Wenn wir Frauen finden, die auch uns gut finden, besorgen wir uns ein paar Flaschen Bier vom Würstelstand vorm »Stadtkeller«, gehen in die Pfadfinderbude, legen eine Kassette ein, lassen den Raum verdunkelt und knutschen mit den Mädchen herum. Leider muss ich immer als Erster nach Hause. Jedes Wochenende bei einem Freund, also auf der Bude zu übernachten, traue ich mich nicht. Meine wenig glaubwürdigen Ausreden, warum ich bei Freunden übernachten will, funktionieren deshalb so gut, weil ich sie nur gelegentlich verwende. Ewig lange kann ich die Lieblingscomputerspiele meines besten Freundes nicht testen und wie oft findet das englische Cup-Finale im Jahr statt?

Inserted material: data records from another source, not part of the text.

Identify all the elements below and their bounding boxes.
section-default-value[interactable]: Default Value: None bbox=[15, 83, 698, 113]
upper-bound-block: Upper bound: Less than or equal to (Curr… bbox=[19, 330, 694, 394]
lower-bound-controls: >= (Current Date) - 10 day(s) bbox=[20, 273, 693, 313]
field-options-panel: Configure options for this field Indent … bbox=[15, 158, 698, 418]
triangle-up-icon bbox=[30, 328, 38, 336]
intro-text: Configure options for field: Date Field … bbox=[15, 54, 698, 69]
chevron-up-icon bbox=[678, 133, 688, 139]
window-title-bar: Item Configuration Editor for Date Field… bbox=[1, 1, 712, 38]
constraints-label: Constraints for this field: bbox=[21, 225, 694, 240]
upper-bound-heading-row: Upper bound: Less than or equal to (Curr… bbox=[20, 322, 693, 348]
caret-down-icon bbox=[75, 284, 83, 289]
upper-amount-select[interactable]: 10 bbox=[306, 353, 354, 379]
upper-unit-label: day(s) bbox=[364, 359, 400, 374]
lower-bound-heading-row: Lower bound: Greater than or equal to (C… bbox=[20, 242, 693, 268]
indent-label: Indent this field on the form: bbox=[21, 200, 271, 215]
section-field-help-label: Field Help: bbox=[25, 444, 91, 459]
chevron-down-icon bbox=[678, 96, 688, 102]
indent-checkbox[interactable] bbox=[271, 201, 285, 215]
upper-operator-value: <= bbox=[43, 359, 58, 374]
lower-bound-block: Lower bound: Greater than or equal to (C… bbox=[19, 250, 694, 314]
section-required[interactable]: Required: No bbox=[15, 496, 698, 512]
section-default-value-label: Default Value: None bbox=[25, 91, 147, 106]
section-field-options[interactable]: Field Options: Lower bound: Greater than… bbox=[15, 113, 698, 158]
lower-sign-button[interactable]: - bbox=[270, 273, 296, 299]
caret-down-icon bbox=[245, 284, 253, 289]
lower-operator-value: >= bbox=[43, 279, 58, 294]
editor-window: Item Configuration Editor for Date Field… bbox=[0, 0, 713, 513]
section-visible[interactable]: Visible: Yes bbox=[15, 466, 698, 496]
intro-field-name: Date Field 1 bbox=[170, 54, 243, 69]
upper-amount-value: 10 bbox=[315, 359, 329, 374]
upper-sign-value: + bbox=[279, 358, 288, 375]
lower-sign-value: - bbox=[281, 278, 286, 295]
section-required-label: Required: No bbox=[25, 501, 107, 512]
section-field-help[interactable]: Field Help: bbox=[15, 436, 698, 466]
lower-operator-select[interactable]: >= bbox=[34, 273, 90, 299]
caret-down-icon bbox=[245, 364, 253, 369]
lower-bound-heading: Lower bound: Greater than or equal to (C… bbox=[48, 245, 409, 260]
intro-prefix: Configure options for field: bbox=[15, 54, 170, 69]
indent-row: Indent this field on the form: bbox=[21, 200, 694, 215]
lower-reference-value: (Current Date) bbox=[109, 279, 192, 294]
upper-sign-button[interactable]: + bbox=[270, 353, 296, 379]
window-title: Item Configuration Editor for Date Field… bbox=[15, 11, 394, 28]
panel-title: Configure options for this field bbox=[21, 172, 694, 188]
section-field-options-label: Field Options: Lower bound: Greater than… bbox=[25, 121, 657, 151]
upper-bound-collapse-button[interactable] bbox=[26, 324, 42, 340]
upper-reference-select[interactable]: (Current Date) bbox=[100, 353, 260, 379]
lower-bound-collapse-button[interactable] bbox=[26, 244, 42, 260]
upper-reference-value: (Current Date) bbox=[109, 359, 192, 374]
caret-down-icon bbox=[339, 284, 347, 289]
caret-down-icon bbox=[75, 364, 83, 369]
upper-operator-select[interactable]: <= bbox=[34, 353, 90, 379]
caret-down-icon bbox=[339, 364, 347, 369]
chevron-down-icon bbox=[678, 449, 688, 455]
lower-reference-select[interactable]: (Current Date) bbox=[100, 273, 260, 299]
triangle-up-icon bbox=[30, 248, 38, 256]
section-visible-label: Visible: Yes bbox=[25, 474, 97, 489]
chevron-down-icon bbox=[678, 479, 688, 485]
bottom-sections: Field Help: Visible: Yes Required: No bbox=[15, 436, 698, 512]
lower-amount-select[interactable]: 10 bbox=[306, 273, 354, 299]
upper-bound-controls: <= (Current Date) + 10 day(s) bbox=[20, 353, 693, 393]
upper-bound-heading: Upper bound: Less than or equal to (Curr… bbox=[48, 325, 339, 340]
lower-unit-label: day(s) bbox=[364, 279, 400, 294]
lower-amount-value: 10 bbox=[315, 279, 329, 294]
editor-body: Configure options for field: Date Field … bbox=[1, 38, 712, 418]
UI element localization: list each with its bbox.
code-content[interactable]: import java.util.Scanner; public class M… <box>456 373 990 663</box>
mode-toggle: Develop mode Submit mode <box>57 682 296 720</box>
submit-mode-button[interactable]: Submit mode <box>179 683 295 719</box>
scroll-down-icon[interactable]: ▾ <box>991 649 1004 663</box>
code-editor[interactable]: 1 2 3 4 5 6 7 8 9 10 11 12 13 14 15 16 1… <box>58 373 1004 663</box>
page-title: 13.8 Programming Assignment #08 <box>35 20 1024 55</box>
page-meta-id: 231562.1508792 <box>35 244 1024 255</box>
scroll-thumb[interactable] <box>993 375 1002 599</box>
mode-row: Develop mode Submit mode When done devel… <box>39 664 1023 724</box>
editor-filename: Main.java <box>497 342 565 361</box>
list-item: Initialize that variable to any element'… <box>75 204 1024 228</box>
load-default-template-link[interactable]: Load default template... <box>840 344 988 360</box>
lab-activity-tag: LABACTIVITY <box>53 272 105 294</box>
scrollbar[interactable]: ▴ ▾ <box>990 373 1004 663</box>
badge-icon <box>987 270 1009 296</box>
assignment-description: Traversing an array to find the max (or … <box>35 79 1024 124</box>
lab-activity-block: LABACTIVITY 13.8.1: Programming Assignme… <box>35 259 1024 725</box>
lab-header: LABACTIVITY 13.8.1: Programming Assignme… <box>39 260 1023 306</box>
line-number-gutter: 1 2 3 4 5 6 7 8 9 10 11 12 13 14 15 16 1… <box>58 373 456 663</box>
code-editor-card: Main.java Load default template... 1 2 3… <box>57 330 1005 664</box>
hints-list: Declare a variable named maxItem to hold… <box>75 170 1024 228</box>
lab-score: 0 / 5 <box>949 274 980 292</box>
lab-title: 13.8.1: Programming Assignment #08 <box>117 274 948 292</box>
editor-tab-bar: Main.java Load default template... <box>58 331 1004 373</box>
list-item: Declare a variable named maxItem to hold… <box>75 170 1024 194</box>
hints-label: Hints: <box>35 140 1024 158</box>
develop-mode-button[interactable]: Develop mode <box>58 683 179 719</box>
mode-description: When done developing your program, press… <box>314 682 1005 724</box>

Im Alt-Lienz habe ich Stella vor ein paar Monaten angesprochen. Ehrlicher gesagt, fand ich sie so hübsch, dass sie Breiti auf mich aufmerksam gemacht hat mit ein paar einfühlsamen und motivierenden Worten. Mit ihren langen, glatten, schwarzen Haaren, schwarzem Lippenstift, schwarz lackierten Fingernägeln und einer vornehmen Blässe wirkte sie sehr städtisch. Nur ein paar Sommersprossen verrieten ihre ländliche Herkunft. Ich war schon entmutigt, weil sie mich zu ignorieren schien, doch Breiti klärte mich über Stella auf: Er kennt sie aus Villach. Sie besucht dort eine Modeschule. Deswegen ist sie so gut angezogen. Sie fahren zusammen Zug, auch dort redet sie wenig bis auf ›Hallo‹ und ›Ciao‹. Ich besorgte mir ihre Adresse und schrieb ihr einen Brief mit einer selbst aufgenommenen Kassette. Und sie hat mir geantwortet! Sie will später einmal Modedesignerin werden und hat dem Brief deshalb ein paar selbst gezeichnete Kleiderentwürfe beigelegt. Die Designs gefallen mir und sie hat Talent, sofern ich das überhaupt beurteilen kann.